Deux d’entre eux tombèrent dans les dix premières secondes du combat.



Après un regard grimaçant jeté à ses deux compères morts, « Crâne-chauve » leva sa lame barbelée, se préparant à se jeter sur le Chevalier de concert avec son dernier camarade en vie, priant que le porteur des couleurs d’Hurlevent s’en prenne plutôt à Bradley qu’à lui. Quelques instants avant de passer à l’assaut, un grondement sourd sur sa gauche attira son attention. Par reflexe, il jeta un regard vers le fourré, les branchages s’agitant dans les ténèbres, alors que deux prunelles couleur citrine le fixait avec colère, deux brasier orangés dans la nuit, qui s’avancèrent vers lui, suivit du corps d’un gigantesque fauve à la fourrure de jais. Il parvint à distinguer les muscles puissants roulant sous le pelage, la gueule entrouverte d’où deux crocs effilés sortaient, deux poignards mortels au cœur de la nuit. La créature se tassa lentement sur elle-même, prête à bondir ; alors qu’une peur irraisonnée s’insinua dans chaque parcelle de l’esprit de « crâne-chauve », qui voulut crier. Seul un gargouillement de frayeur s’échappa de sa gorge, tandis qu’il se faisait dessus, levant par reflexe sa lame cruelle pour accueillir le fauve d’une frappe fourbe. Le bras tendus, légèrement en l’air, sa peur se mua en colère alors qu’il prenait de l’ardeur…
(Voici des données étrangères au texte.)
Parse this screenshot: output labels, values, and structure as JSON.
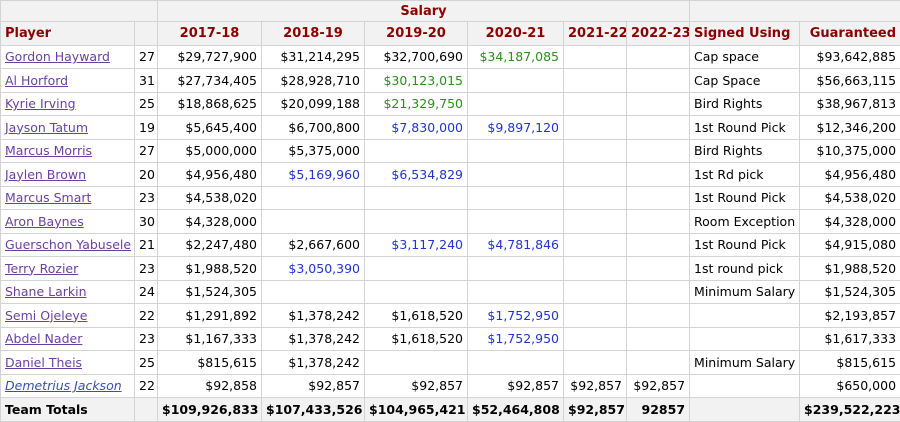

Un bruit sourd le fit sursauter, son bras tranché au niveau du coude tomba lourdement au sol, comme au ralentit. Le pauvre gredin cligna plusieurs fois des yeux, sans comprendre, relevant le regard vers son moignon d’où son sang giclait par saccade. Il n’eut pas le temps de ressentir pleinement la douleur, alors qu’Angron, qui avait chargé sans un cri, terminait sa frappe de bas en haut par une rotation du coude, faisant remonter le fil de sa lame avec force ; ouvrant le brigand du bassin jusqu’à l’épaule.
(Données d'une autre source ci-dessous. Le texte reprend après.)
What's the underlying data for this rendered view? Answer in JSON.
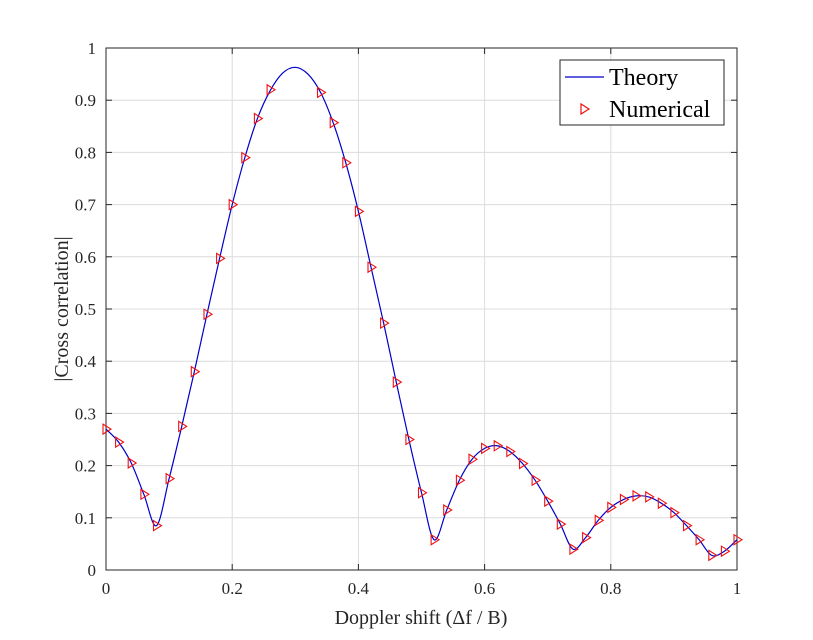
{
  "chart_data": {
    "type": "line",
    "title": "",
    "xlabel": "Doppler shift (Δf / B)",
    "ylabel": "|Cross correlation|",
    "xlim": [
      0,
      1
    ],
    "ylim": [
      0,
      1
    ],
    "x_ticks": [
      0,
      0.2,
      0.4,
      0.6,
      0.8,
      1
    ],
    "x_tick_labels": [
      "0",
      "0.2",
      "0.4",
      "0.6",
      "0.8",
      "1"
    ],
    "y_ticks": [
      0,
      0.1,
      0.2,
      0.3,
      0.4,
      0.5,
      0.6,
      0.7,
      0.8,
      0.9,
      1
    ],
    "y_tick_labels": [
      "0",
      "0.1",
      "0.2",
      "0.3",
      "0.4",
      "0.5",
      "0.6",
      "0.7",
      "0.8",
      "0.9",
      "1"
    ],
    "grid": true,
    "legend_position": "top-right",
    "series": [
      {
        "name": "Theory",
        "style": "line",
        "color": "#0000cc",
        "x": [
          0,
          0.02,
          0.04,
          0.06,
          0.08,
          0.1,
          0.12,
          0.14,
          0.16,
          0.18,
          0.2,
          0.22,
          0.24,
          0.26,
          0.28,
          0.3,
          0.32,
          0.34,
          0.36,
          0.38,
          0.4,
          0.42,
          0.44,
          0.46,
          0.48,
          0.5,
          0.52,
          0.54,
          0.56,
          0.58,
          0.6,
          0.62,
          0.64,
          0.66,
          0.68,
          0.7,
          0.72,
          0.74,
          0.76,
          0.78,
          0.8,
          0.82,
          0.84,
          0.86,
          0.88,
          0.9,
          0.92,
          0.94,
          0.96,
          0.98,
          1.0
        ],
        "y": [
          0.27,
          0.245,
          0.205,
          0.145,
          0.085,
          0.175,
          0.275,
          0.38,
          0.49,
          0.597,
          0.7,
          0.79,
          0.865,
          0.918,
          0.952,
          0.963,
          0.95,
          0.915,
          0.857,
          0.78,
          0.687,
          0.58,
          0.473,
          0.36,
          0.25,
          0.148,
          0.058,
          0.115,
          0.172,
          0.212,
          0.233,
          0.238,
          0.227,
          0.204,
          0.172,
          0.132,
          0.088,
          0.04,
          0.062,
          0.095,
          0.12,
          0.135,
          0.142,
          0.14,
          0.128,
          0.11,
          0.085,
          0.058,
          0.028,
          0.036,
          0.058
        ]
      },
      {
        "name": "Numerical",
        "style": "marker",
        "marker": "triangle-right",
        "color": "#ee1111",
        "x": [
          0,
          0.02,
          0.04,
          0.06,
          0.08,
          0.1,
          0.12,
          0.14,
          0.16,
          0.18,
          0.2,
          0.22,
          0.24,
          0.26,
          0.34,
          0.36,
          0.38,
          0.4,
          0.42,
          0.44,
          0.46,
          0.48,
          0.5,
          0.52,
          0.54,
          0.56,
          0.58,
          0.6,
          0.62,
          0.64,
          0.66,
          0.68,
          0.7,
          0.72,
          0.74,
          0.76,
          0.78,
          0.8,
          0.82,
          0.84,
          0.86,
          0.88,
          0.9,
          0.92,
          0.94,
          0.96,
          0.98,
          1.0
        ],
        "y": [
          0.27,
          0.245,
          0.205,
          0.145,
          0.085,
          0.175,
          0.275,
          0.38,
          0.49,
          0.597,
          0.7,
          0.79,
          0.865,
          0.92,
          0.915,
          0.857,
          0.78,
          0.687,
          0.58,
          0.473,
          0.36,
          0.25,
          0.148,
          0.058,
          0.115,
          0.172,
          0.212,
          0.233,
          0.238,
          0.227,
          0.204,
          0.172,
          0.132,
          0.088,
          0.04,
          0.062,
          0.095,
          0.12,
          0.135,
          0.142,
          0.14,
          0.128,
          0.11,
          0.085,
          0.058,
          0.028,
          0.036,
          0.058
        ]
      }
    ]
  }
}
Le corps sans vie s’effondra à son tour, rejoignant ses deux semblables a même le sol humide de la forêt. Couvert de sang, le Chevalier manqua de trébucher, emporté par la force de son coup, posant sa main libre au sol pour se réceptionner tant bien que mal.


Le dernier gredin, le visage décomposé par la terreur, se jeta sans réfléchir sur le Chevalier effondré, son marteau de piètre qualité venant frapper les côtes de l’homme en armure une première fois… le bruit du métal tordu couvrit le cri de douleur d’Angron, qui s’écroula sur le côté.
Levant une seconde fois le bras, pour le frapper cette fois à la tête, un sourire malsain naquit sur son visage, qui ne le quitta pas quand le félin lui bondit à la gorge, ses cross acérés lui ouvrant la gorge avec une aisance déconcertante. La jugulaire fut la première à céder, déversant un flot carmin dont la bête se reput en grondant, déchirant la chair, étouffant les gargouillis du pauvre homme. Il n’eut même pas le temps de porter une main à la gueule de la créature, que déjà la vie l’avait quitté ; la bête s’acharnant sur cette proie aisée, jouant presque avec cette gorge réduite en charpie.


- Peste… et sang...


Le Chevalier se releva lentement, une main à son flanc… l’armure avait heureusement encaissé la majeure partie du choc, et si le Serpent avait eu un effet bénéfique sur lui, c’était bien de le rendre capable de faire fit de ce genre de blessure légères. Il se douta qu’une côte avait été ébréchée quand il se mit debout, grinçant des dents sous la douleur sourde.
Angron inspira plusieurs fois, renouant son bandeau, frémissant à la sensation des sueurs froides coulant le long de son échine ; juste prix à payer de l’escarmouche… aux relents de dégout.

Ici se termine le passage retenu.